Rote Karte für die WM in Katar
Die Fußball-Weltmeisterschaft der Männer 2022 ist wahrscheinlich die umstrittenste aller Zeiten. Schon bei der Vergabe des Turniers an den Wüstenstaat Katar vor über zehn Jahren gab es massive Kritik – jetzt ist sie aktueller denn je. Menschenrechtsverletzungen, Korruption und fehlende Sensibilität für ökologische Probleme sind nur drei der vielen Kritikpunkte. Für Fans in Deutschland bleibt vor allem die Frage: gucken oder boykottieren?

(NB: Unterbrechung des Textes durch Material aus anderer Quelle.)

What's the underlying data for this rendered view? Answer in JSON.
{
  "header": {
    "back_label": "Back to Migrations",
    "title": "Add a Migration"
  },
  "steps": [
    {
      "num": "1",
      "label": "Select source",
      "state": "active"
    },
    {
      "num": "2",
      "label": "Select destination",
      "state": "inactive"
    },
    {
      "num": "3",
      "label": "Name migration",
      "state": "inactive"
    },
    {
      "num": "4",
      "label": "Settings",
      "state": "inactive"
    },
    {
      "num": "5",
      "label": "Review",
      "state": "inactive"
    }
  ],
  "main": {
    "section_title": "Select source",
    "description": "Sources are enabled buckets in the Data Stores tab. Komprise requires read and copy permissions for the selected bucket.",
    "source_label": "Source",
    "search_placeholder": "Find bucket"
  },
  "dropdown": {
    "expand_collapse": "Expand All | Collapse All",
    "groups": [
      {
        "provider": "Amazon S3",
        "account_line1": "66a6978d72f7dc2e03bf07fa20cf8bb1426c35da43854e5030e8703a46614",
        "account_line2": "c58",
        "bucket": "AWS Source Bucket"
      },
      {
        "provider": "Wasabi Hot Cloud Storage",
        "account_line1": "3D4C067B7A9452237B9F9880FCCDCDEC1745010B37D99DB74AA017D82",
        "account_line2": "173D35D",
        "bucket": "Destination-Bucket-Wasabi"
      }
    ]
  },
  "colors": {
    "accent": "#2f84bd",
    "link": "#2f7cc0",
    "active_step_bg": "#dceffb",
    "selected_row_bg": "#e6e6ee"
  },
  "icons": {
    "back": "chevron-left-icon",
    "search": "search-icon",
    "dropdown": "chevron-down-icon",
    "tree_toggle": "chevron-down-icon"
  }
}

Der Präsident des katholischen Hilfswerks missio, Dirk Bingener, machte zum Start der Weltmeisterschaft deutlich, dass Fairplay nicht nach 90 Minuten und am Spielfeldrand aufhöre: Jeder Fan „sollte sich über das unfaire Spiel jenseits des Spielfeldrands informieren und sich dagegen einsetzen“, fordert er. Missio hat eigens für die WM eine Kampagne gestartet, um auf die Ausbeutung von Migrantinnen und Migranten aufmerksam zu machen und dem Gastgeberland symbolisch die Rote Karte zu zeigen. Besonders in den Fokus nimmt die Hilfsorganisation das Schicksal der in Katar tätigen meist weiblichen Haushaltshilfen. Diese müssen für einen Hungerlohn bis zu 20 Stunden am Tag arbeiten und haben kaum Möglichkeiten, sich gegen Ausbeutung und sexuelle Belästigung zu wehren.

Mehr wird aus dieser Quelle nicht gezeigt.